AHA: Tired? It might be alarm fatigue
“In terms of alarm fatigue, part of it is bad luck, but part of it is bad luck that you can control,” she offered.
“In the old days, we had alarms but we hoped that these alarms were set for action,” she said. Now, with so many alarms trying to get attention from the staff, it is difficult to tell which patient needs assistance.
“There are nearly constant alarms for call bells, IV pumps, feeding pumps, cardiac monitors, dosimeters, respirators and chair and bed alarms. All of that noise is getting in the way.
“How did we get here?” she asked. “Device manufacturers built machines with sensitive, loud alarms to protect themselves from liability.”
From 2005 to 2006, 566 alarm-related deaths were reported in the U.S. by the FDA. In 2010, this number increased to 800. “These alarms aren't helping us anymore; they are just getting in the way.”
White referenced the Three Mile Island nuclear reactor crisis, saying that there were so many loud alarms that staff couldn’t diagnose the problem, which later resulted in a meltdown. “This could be our operating room,” she said.
“Many hospital control rooms are not well organized,” White added. “They are complex, poorly organized and don’t readily provide important information.”
While the purpose of clinical alarms is to communicate changes that require action, with so many, it has become difficult for staff to pinpoint which alarm is on. “There are too many false positives and too many alarms,” she said.
In 2002, the Joint Commission sent out an urgent alert to hospitals after it received notice that 23 adverse events (death or coma) occurred from ventilator malfunctions. “In 65 percent of these cases there were no responses to alarms or the alarms were set incorrectly,” White noted.
The Joint Commission stepped in with the first National Patient Safety Goals to improve the effectiveness of clinical alarms. These guidelines spell out that device systems must now undergo maintenance and testing and have alarm settings that are sufficiently audible to be heard over background noise.

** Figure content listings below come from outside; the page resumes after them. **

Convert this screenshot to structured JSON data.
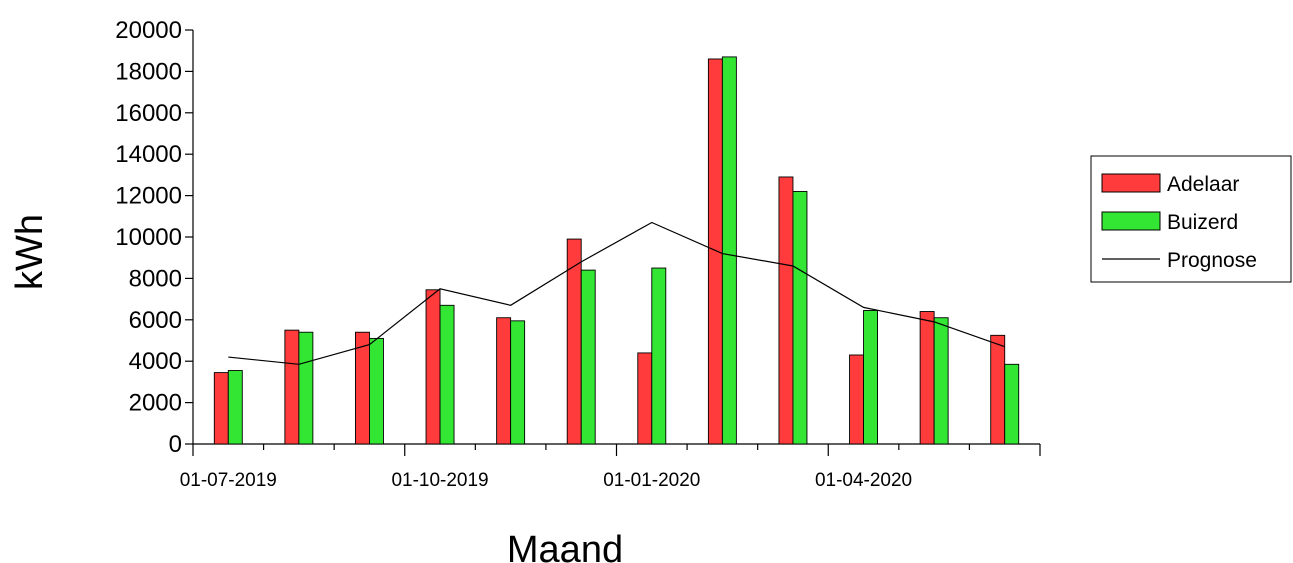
{
  "chart_data": {
    "type": "bar",
    "xlabel": "Maand",
    "ylabel": "kWh",
    "ylim": [
      0,
      20000
    ],
    "yticks": [
      0,
      2000,
      4000,
      6000,
      8000,
      10000,
      12000,
      14000,
      16000,
      18000,
      20000
    ],
    "xticks": [
      "01-07-2019",
      "01-10-2019",
      "01-01-2020",
      "01-04-2020"
    ],
    "categories": [
      "2019-07",
      "2019-08",
      "2019-09",
      "2019-10",
      "2019-11",
      "2019-12",
      "2020-01",
      "2020-02",
      "2020-03",
      "2020-04",
      "2020-05",
      "2020-06"
    ],
    "series": [
      {
        "name": "Adelaar",
        "kind": "bar",
        "color": "#ff3b3b",
        "values": [
          3450,
          5500,
          5400,
          7450,
          6100,
          9900,
          4400,
          18600,
          12900,
          4300,
          6400,
          5250
        ]
      },
      {
        "name": "Buizerd",
        "kind": "bar",
        "color": "#33e633",
        "values": [
          3550,
          5400,
          5100,
          6700,
          5950,
          8400,
          8500,
          18700,
          12200,
          6450,
          6100,
          3850
        ]
      },
      {
        "name": "Prognose",
        "kind": "line",
        "color": "#000000",
        "values": [
          4200,
          3850,
          4800,
          7500,
          6700,
          8800,
          10700,
          9200,
          8600,
          6600,
          5900,
          4700
        ]
      }
    ],
    "legend_position": "right",
    "grid": false
  }
}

White said that with the multiple alarm-producing set-up in hospitals, there are somewhere between 150 to 400 alarms going off per patient per day in a typical intensive care unit. “It’s staggering to think about.”
She noted that most of these alarms have “inconsistent use,” because most of the time when they go off, no action is necessary.
While she added that the customization of alarms may be one fix, what happens when a staff member does a rotation on another floor?
White referenced a 2006 study that looked at alarms in EKG monitoring (Am J Emerg Med 2006; 24[1]:62-67), which enrolled 72 low-risk patients with chest pain. Over the duration of the study, 1,762 alarm events were reported and only 11 of those were “real.” Only three of these cases resulted in a change of management. “This means that 99.4 percent were false alerts,” White said.
In 2012, alarm fatigue was deemed the top health technology hazard by ECRI Institute. Dose exposure and medication administration errors were right behind.
If alarm fatigue is getting you down, White said there may be solutions that can offer some hope. She offered the following strategies to help mitigate alarm fatigue:
- Make sure you have the right alarm settings: Customize alarm settings for each of your patients. You can also build in escalation of alarms. She noted that you may want to briefly silence the vent while you are suctioning or silence the monitor while you are providing patient care;
- Reduce nuisance alarms: Maximize the signal. White said that good skin prep, changing the electrodes daily and replacing the batteries daily can help; and
- Reduce the noise: Give fewer patients alarming devices, reduce overhead paging and decrease system alerts.
She said that the most effective strategy is to be proactive. “Confirm that alarms are on, that they are clinically appropriate and that they can be heard in the environment of intended use.”